Die Welle begann im Frühjahr unter Obdachlosen und Drogenabhängigen – inzwischen hat sie längst die breite Bevölkerung erreicht. „Die Epidemie ist in die Mehrheitsbevölkerung vorgedrungen und breitet sich weiter aus.“
Bei Vorerkrankten schwere Verläufe möglich
Hepatitis A gilt zwar als mildeste Form der Hepatitis und heilt oft folgenlos aus, bei geschwächter Immunität oder Vorerkrankungen sind aber auch schwere Verläufe möglich. Das Virus überträgt sich über Schmierinfektionen – ungewaschene Hände, gemeinsam berührte Oberflächen, Lebensmittel. Genau das macht Orte wie den Weihnachtsmarkt am Altstädter Ring besonders heikel.
Wer Bratwurst, Trdelník oder Kartoffelpuffer mit kalten Fingern isst, gibt dem Virus gute Chancen. „Das Virus überlebt lange auf Oberflächen – und Hände sind ein sehr guter Überträger“, sagt Fabiánová. Ihre Sorge gilt dem Januar: „Die Inkubationszeit beträgt bis zu 50 Tage. Ich bin gespannt, welche Zahlen wir dann sehen werden.“
Auch Milan Kubek, Präsident der tschechischen Ärztekammer, sieht eine außergewöhnliche Lage. „Es handelt sich um die größte Epidemie seit 1979 – und wir haben den Höhepunkt noch nicht erreicht.“ Viele Menschen seien nie mit dem Virus in Berührung gekommen und daher ungeimpft. „Der beste Schutz sind saubere Hände.“
Der Prager Weihnachtsmarkt ist in diesen Tagen ein beliebter Treffpunkt für Einheimische und Touristen.
Zu wenig Impfstoff
Doch selbst wer sich impfen möchte, stößt derzeit auf Probleme. Tschechien kämpft mit einem massiven Impfstoffmangel. Vorräte werden vor allem für Kontaktpersonen von Erkrankten reserviert; reguläre Impfungen sind vielerorts ausgesetzt.

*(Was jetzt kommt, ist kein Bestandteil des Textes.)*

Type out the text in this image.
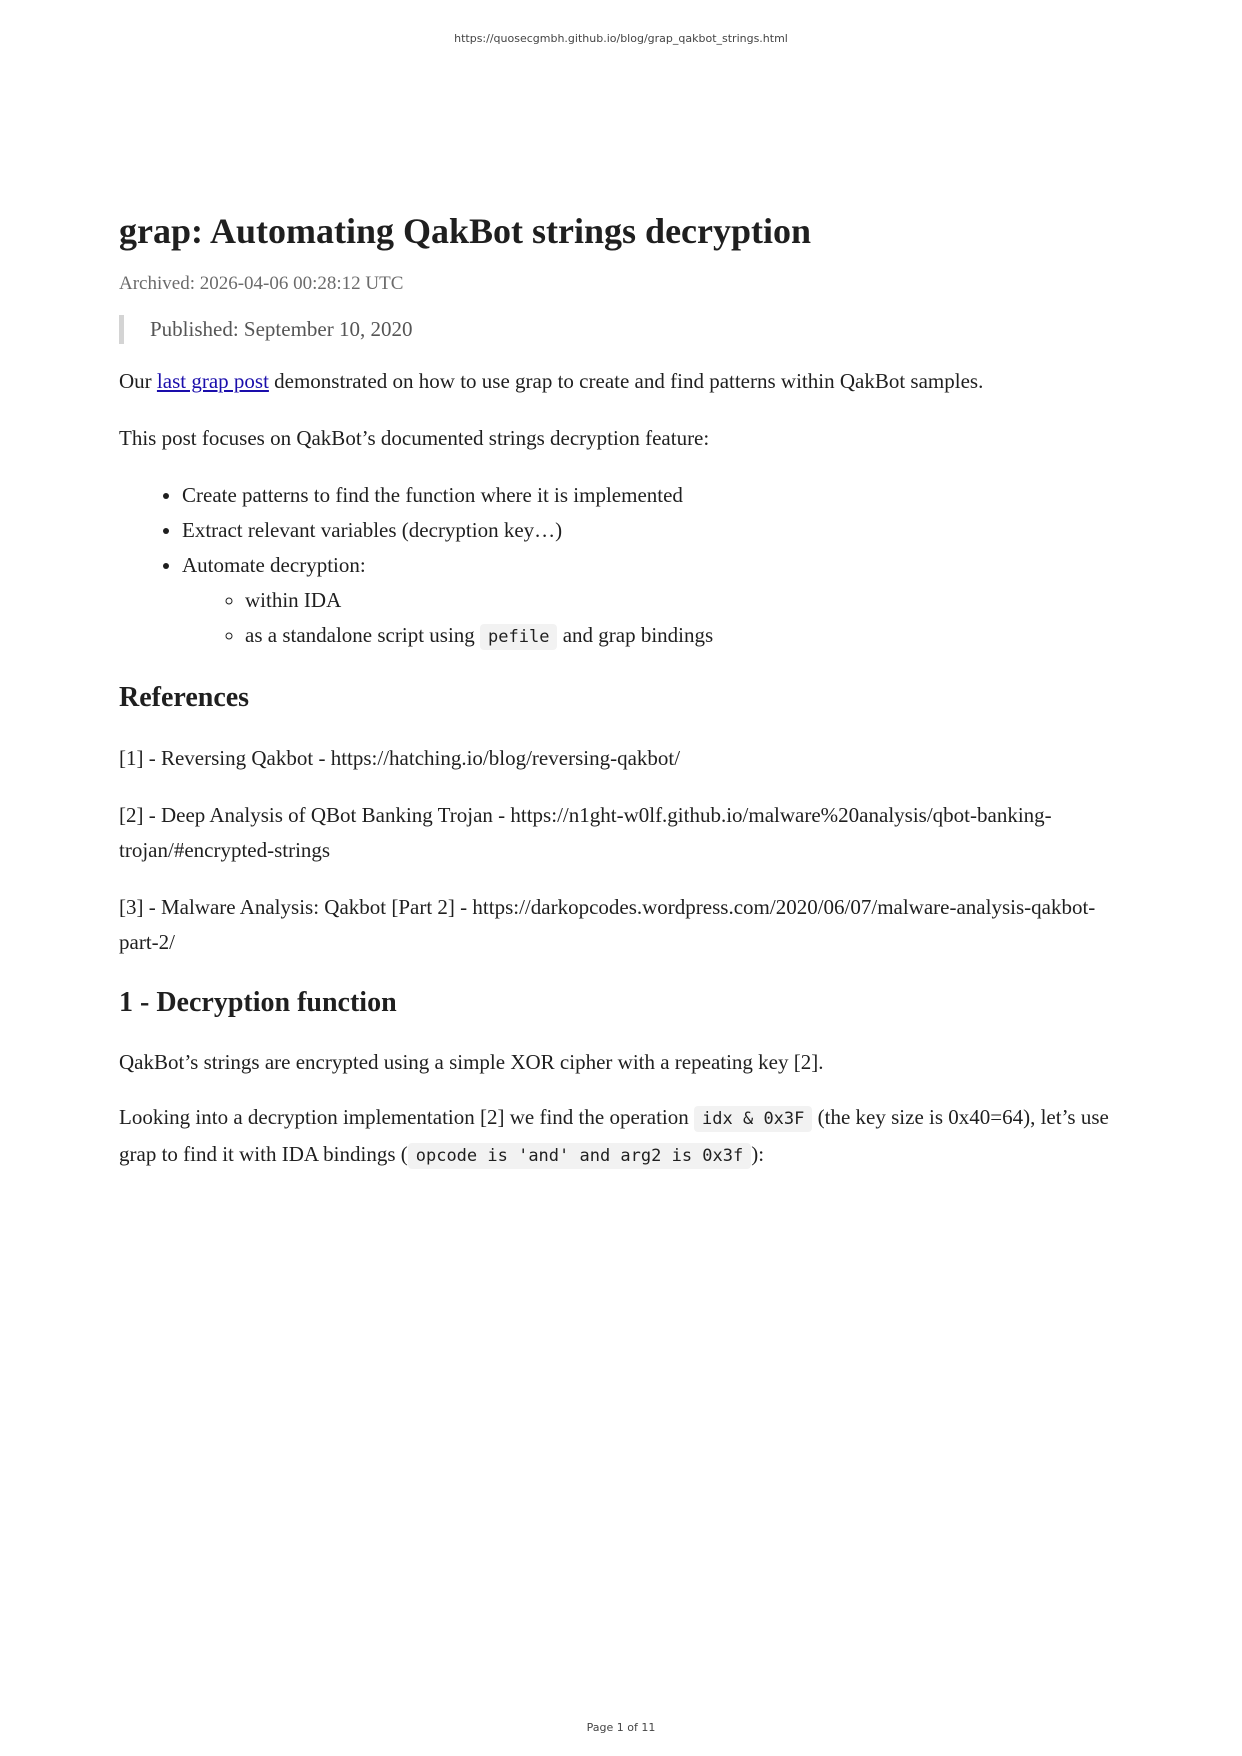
https://quosecgmbh.github.io/blog/grap_qakbot_strings.html
grap: Automating QakBot strings decryption
Archived: 2026-04-06 00:28:12 UTC
Published: September 10, 2020

Our last grap post demonstrated on how to use grap to create and find patterns within QakBot samples.

This post focuses on QakBot’s documented strings decryption feature:

• Create patterns to find the function where it is implemented
• Extract relevant variables (decryption key…)
• Automate decryption:
◦ within IDA
◦ as a standalone script using pefile and grap bindings
References

[1] - Reversing Qakbot - https://hatching.io/blog/reversing-qakbot/

[2] - Deep Analysis of QBot Banking Trojan - https://n1ght-w0lf.github.io/malware%20analysis/qbot-banking-trojan/#encrypted-strings

[3] - Malware Analysis: Qakbot [Part 2] - https://darkopcodes.wordpress.com/2020/06/07/malware-analysis-qakbot-part-2/

1 - Decryption function

QakBot’s strings are encrypted using a simple XOR cipher with a repeating key [2].

Looking into a decryption implementation [2] we find the operation idx & 0x3F (the key size is 0x40=64), let’s use grap to find it with IDA bindings ( opcode is 'and' and arg2 is 0x3f ):

Page 1 of 11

Das Gesundheitsministerium sucht im Ausland nach Nachschub – unter anderem in Frankreich. Erst im Dezember soll wieder mehr Impfstoff verfügbar sein.
Konsequent Hände waschen
Für Touristen gilt: Die Risiken sind die gleichen wie für Einheimische. „Wer geimpft ist oder konsequent Hygiene einhält, muss sich keine Sorgen machen“, sagt Fabiánová. Die Lage sei vergleichbar mit Österreich, wo ebenfalls viele Fälle registriert werden.
Auf dem Weihnachtsmarkt spürt man davon wenig. Besucher greifen mit bloßen Händen in Tüten voller Kartoffelspiralen, wischen sich den Mund ab oder wärmen die Finger am Glühweinbecher. Die Desinfektionsflaschen bleiben meist unbeachtet – irgendwo zwischen Kerzen, Kassen und Lichterketten.
Händler Martin beobachtet das Spektakel gelassen. „Zu mir können Sie ruhig kommen – hier ist alles sauber!“, ruft er einem Kunden zu. Ob das reicht, wird sich im Januar zeigen. Die Gesundheitsbehörden rechnen mit einem langen, schwierigen Winter.